One of the ideas that we find useful to understand Business in the Net Age is the 'Smiling Curve' which is a Business Model introduced by Acer Group Chairman Stan Shih. Acer (now renamed Benq) is a large High-Tech Manufacturer from Taiwan and at one point in time had billions of dollars of sales In India, our organization's hardware division was earlier one of the value added partner of their high-end computer servers in Mumbai (Bombay).

In our opinion, The 'Smiling Curve' is one of the Business Models, which accurately depicts Business Value Addition in the Internet Age.

Visualize an X-Y Axis with a Smiling Curve moving from Left to Right.

The Y-Axis represents the Value Addition.

The X-Axis depicts a typical Producer Distribution Channel Consumer Supply Chain with the 'Producer' on the left and 'Consumer' on the right side.

So, the two ends of the 'Smiling Curve' depict high value addition with a low value addition in the middle. Early stages of computerization made middle-management layers redundant and irrelevant within organizations.




Stan Shih's Smiling Curve Business Model explains the Impact of the Internet on the Value Addition Distribution in any Organizational's Supply Chain from the Producer on the left side to the Consumer on the Right Side. The Low Value-Add Middle Layers are in the Centre.

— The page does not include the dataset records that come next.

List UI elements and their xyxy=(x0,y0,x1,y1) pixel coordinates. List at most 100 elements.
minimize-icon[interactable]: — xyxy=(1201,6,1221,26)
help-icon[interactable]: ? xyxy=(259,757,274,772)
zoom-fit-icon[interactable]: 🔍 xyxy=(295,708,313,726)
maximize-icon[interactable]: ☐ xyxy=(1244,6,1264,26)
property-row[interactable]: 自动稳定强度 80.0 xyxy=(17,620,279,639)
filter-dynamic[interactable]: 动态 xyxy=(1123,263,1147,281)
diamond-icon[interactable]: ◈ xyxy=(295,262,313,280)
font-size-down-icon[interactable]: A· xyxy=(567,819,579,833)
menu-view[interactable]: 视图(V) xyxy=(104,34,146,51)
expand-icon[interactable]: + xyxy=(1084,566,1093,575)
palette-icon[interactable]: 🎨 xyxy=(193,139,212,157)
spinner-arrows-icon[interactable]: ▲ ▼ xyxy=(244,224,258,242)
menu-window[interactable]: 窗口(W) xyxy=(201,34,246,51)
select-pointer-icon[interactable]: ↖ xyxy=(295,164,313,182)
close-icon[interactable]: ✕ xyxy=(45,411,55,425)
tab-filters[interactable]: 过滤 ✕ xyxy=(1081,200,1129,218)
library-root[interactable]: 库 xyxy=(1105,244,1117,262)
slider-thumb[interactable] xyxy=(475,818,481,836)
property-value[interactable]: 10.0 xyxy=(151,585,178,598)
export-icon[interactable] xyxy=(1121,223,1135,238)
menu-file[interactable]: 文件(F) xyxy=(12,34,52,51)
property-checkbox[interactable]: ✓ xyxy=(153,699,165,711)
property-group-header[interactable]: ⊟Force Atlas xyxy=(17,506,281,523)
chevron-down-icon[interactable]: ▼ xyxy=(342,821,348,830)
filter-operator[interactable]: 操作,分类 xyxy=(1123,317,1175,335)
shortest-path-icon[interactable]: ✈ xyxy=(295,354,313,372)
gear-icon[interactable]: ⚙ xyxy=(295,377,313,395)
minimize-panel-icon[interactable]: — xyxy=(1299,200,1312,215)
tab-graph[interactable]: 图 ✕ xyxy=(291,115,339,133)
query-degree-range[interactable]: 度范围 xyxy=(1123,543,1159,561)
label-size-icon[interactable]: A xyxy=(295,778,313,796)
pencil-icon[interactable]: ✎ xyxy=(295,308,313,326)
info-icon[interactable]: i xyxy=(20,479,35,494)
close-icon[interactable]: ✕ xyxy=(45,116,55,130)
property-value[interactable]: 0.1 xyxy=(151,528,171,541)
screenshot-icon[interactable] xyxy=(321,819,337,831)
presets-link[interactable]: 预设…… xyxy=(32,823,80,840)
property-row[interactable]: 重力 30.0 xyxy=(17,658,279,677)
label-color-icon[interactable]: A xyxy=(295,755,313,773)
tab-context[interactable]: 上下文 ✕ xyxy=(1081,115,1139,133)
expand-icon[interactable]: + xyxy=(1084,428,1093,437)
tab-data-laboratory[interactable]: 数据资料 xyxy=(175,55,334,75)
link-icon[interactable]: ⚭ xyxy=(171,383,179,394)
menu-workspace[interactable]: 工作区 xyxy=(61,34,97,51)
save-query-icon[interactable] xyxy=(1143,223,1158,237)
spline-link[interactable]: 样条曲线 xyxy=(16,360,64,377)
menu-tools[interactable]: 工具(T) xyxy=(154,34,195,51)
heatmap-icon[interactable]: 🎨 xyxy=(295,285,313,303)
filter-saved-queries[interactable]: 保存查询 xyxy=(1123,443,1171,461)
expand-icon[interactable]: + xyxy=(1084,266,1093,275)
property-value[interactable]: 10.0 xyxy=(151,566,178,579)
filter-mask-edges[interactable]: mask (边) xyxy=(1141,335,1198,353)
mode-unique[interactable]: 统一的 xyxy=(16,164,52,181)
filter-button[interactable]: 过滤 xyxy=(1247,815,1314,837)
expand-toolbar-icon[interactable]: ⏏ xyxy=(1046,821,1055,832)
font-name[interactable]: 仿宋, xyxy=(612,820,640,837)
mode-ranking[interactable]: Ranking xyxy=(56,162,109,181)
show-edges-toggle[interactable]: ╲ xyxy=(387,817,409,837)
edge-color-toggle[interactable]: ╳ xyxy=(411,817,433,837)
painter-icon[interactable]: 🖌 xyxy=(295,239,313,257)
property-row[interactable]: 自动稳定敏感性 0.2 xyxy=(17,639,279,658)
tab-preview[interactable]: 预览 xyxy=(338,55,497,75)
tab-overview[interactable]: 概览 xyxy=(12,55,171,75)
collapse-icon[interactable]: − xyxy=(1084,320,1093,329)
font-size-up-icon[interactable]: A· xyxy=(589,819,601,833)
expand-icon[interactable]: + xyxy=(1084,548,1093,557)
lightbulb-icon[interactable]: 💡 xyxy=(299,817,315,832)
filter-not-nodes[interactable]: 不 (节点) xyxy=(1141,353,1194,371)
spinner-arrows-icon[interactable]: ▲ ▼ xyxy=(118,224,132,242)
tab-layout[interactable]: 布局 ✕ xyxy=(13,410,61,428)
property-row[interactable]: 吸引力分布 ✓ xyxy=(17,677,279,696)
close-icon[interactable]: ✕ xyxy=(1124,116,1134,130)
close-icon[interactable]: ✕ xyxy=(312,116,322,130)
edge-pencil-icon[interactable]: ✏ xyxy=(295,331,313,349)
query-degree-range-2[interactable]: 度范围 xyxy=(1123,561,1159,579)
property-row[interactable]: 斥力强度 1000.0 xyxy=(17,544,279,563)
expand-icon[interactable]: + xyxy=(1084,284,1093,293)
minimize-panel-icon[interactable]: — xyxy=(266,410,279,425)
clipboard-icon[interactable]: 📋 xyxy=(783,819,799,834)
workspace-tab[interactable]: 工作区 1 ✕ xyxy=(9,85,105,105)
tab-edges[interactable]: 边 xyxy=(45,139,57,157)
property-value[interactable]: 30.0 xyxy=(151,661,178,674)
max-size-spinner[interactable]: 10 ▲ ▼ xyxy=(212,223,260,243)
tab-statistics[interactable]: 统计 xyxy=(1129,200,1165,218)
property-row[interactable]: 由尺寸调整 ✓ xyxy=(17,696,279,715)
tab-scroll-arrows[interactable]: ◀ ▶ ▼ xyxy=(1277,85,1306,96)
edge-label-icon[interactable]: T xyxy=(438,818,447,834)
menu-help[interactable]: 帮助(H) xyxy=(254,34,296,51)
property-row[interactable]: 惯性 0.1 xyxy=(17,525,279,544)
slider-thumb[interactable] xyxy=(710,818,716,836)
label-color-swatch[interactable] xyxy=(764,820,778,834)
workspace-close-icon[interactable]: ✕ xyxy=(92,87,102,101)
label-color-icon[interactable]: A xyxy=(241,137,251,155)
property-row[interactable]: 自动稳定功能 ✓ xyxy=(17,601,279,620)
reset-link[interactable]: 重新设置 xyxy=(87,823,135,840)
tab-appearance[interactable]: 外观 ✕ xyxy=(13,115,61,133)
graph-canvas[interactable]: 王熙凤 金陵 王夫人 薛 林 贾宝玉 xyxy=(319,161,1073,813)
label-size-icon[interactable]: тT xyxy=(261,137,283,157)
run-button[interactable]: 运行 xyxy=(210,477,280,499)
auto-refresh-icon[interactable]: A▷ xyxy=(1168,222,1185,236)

As per this model, The greatest Value Addition in any Product, Service or Idea happens either at the 'Creation' stage on the left hand side of the 'Smiling Curve' or at the 'Consumption' Stage on the right hand side of the 'Smiling Curve'.

The region in the middle between the 'Producer' and the 'Consumer' has the least value addition.

The Internet has drastically shortened the Gap between the 'Builders' and 'Users' of any Product, Service or Idea, irrespective of geography, nationality or hierarchy.

Middlemen who find themselves squeezed in between the producers and consumers will have to seek new ways of adding value. e.g. Airline Travel Agents whose commissions have been cut by airlines will need to devise innovative strategies to create value for their customers.

Similarly, traditional matrimonial service bureaus and real estate agents in India are finding themselves increasingly irrelevant in the Internet era unless they modernize and automate their systems & processes.

This is happening uniformly across the globe.

As a small example, two the largest retailers in the world Walmart and the French Giant Carrefour came to India seeking contacts with Only Direct Manufacturers.

Without any agents or middlemen in between who could supply to them as per their exacting specifications.

Dell and CISCO are other best known examples of large organizations that have epitomized the practical implementation of the 'Smiling Curve' Model.

To our minds, understanding the 'Smiling Curve' is key to evolving effective Business Strategies in this Internet Age.

It underlines the key value addition Role that individuals and organizations can play in this global internet economy.

That Of innovating to provide a distinctive unique product or service at the best possible price & service levels.